A leader in international efforts to raise awareness about reactive nitrogen’s harmful effects, Galloway was the first scientist to articulate and explain the “nitrogen cascade,” a description of the element’s sequential effects. His contributions were recognized when he was honored as a co-winner of the 2008 Tyler Prize for Environmental Achievement, one of the highest awards for work in environmental science, energy and environmental health.

“Jim is a pioneer in looking at the nitrogen cycle of the Earth and how it’s changed,” says Ellis Cowling, a distinguished professor-at-large at North Carolina State University and one of Galloway’s mentors. “[Creating] awareness of nitrogen pollution and its multi-faceted effects in all sorts of ecosystems is his major contribution.”

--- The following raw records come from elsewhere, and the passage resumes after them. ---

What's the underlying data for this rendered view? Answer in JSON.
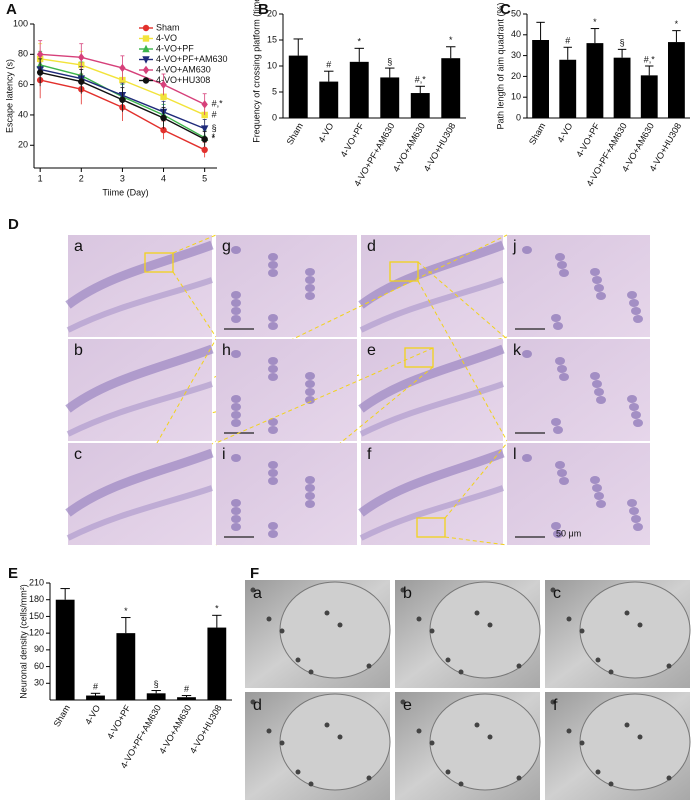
{
  "figure": {
    "panel_labels": [
      "A",
      "B",
      "C",
      "D",
      "E",
      "F"
    ],
    "histology": {
      "labels": [
        "a",
        "g",
        "d",
        "j",
        "b",
        "h",
        "e",
        "k",
        "c",
        "i",
        "f",
        "l"
      ],
      "scale_bar": "50 μm"
    },
    "ultrastructure": {
      "labels": [
        "a",
        "b",
        "c",
        "d",
        "e",
        "f"
      ]
    }
  },
  "chart_data": [
    {
      "type": "line",
      "xlabel": "Tiime (Day)",
      "ylabel": "Escape latency (s)",
      "x": [
        1,
        2,
        3,
        4,
        5
      ],
      "xlim": [
        0.85,
        5.3
      ],
      "xticks": [
        1,
        2,
        3,
        4,
        5
      ],
      "ylim": [
        5,
        100
      ],
      "yticks": [
        20,
        40,
        60,
        80,
        100
      ],
      "legend": "upper right",
      "series": [
        {
          "name": "Sham",
          "color": "#e2302c",
          "marker": "circle",
          "values": [
            63,
            57,
            45,
            30,
            17
          ],
          "errors": [
            12,
            10,
            9,
            6,
            5
          ]
        },
        {
          "name": "4-VO",
          "color": "#f2e33a",
          "marker": "square",
          "values": [
            77,
            73,
            63,
            52,
            40
          ],
          "errors": [
            10,
            9,
            8,
            7,
            6
          ],
          "end_label": "#"
        },
        {
          "name": "4-VO+PF",
          "color": "#3cb44a",
          "marker": "triangle-up",
          "values": [
            73,
            66,
            52,
            40,
            25
          ],
          "errors": [
            9,
            9,
            8,
            7,
            5
          ],
          "end_label": "*"
        },
        {
          "name": "4-VO+PF+AM630",
          "color": "#1f2a7a",
          "marker": "triangle-down",
          "values": [
            70,
            64,
            53,
            42,
            31
          ],
          "errors": [
            9,
            8,
            8,
            7,
            6
          ],
          "end_label": "§"
        },
        {
          "name": "4-VO+AM630",
          "color": "#d6407a",
          "marker": "diamond",
          "values": [
            80,
            78,
            71,
            60,
            47
          ],
          "errors": [
            9,
            9,
            8,
            7,
            7
          ],
          "end_label": "#,*"
        },
        {
          "name": "4-VO+HU308",
          "color": "#111111",
          "marker": "circle",
          "values": [
            68,
            62,
            50,
            38,
            24
          ],
          "errors": [
            9,
            8,
            8,
            7,
            5
          ],
          "end_label": "*"
        }
      ]
    },
    {
      "type": "bar",
      "ylabel": "Frequency of crossing platform (times)",
      "color": "#000000",
      "categories": [
        "Sham",
        "4-VO",
        "4-VO+PF",
        "4-VO+PF+AM630",
        "4-VO+AM630",
        "4-VO+HU308"
      ],
      "values": [
        12,
        7,
        10.8,
        7.8,
        4.8,
        11.5
      ],
      "errors": [
        3.2,
        2,
        2.6,
        1.8,
        1.3,
        2.2
      ],
      "markers": [
        null,
        "#",
        "*",
        "§",
        "#,*",
        "*"
      ],
      "ylim": [
        0,
        20
      ],
      "yticks": [
        0,
        5,
        10,
        15,
        20
      ]
    },
    {
      "type": "bar",
      "ylabel": "Path length of aim quadrant (%)",
      "color": "#000000",
      "categories": [
        "Sham",
        "4-VO",
        "4-VO+PF",
        "4-VO+PF+AM630",
        "4-VO+AM630",
        "4-VO+HU308"
      ],
      "values": [
        37.5,
        28,
        36,
        29,
        20.5,
        36.5
      ],
      "errors": [
        8.5,
        6,
        7,
        4,
        4.5,
        5.5
      ],
      "markers": [
        null,
        "#",
        "*",
        "§",
        "#,*",
        "*"
      ],
      "ylim": [
        0,
        50
      ],
      "yticks": [
        0,
        10,
        20,
        30,
        40,
        50
      ]
    },
    {
      "type": "bar",
      "ylabel": "Neuronal density (cells/mm²)",
      "color": "#000000",
      "categories": [
        "Sham",
        "4-VO",
        "4-VO+PF",
        "4-VO+PF+AM630",
        "4-VO+AM630",
        "4-VO+HU308"
      ],
      "values": [
        180,
        8,
        120,
        12,
        5,
        130
      ],
      "errors": [
        20,
        4,
        28,
        5,
        3,
        22
      ],
      "markers": [
        null,
        "#",
        "*",
        "§",
        "#",
        "*"
      ],
      "ylim": [
        0,
        210
      ],
      "yticks": [
        30,
        60,
        90,
        120,
        150,
        180,
        210
      ]
    }
  ]
}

In a May 2008 article published in Science magazine, Galloway and his colleagues proposed several strategies that might decrease the human impact on the Earth’s nitrogen cycle, including greater control of nitrous oxide emissions from fossil fuel combustion; world-wide improvements in sewage treatments to convert reactive nitrogen back to inert nitrogen; and increasing plant and animal uptake of reactive nitrogen through improved agricultural practices. Additionally, Galloway and others are advocating greater equality in distribution of nitrogen-based fertilizer to regions that can’t grow enough food for their people, including Africa and Latin America.

For his entire academic career, he has been attempting to convey his specialized knowledge to colleagues, students and the general public. It’s a “constant challenge to translate what scientist know into words,” Galloway says, but he’s committed to educate people—from U.Va. students and grade-school kids at summer camp to international policy leaders—about the human impact on the Earth’s nitrogen cycle.

If the teaching has taken on a kind of urgency for Galloway, it may be because the more he understands the process of nitrogen pollution, the more he recognizes the exponential growth of the problem, along with the diminishing amount of time we have left to solve it.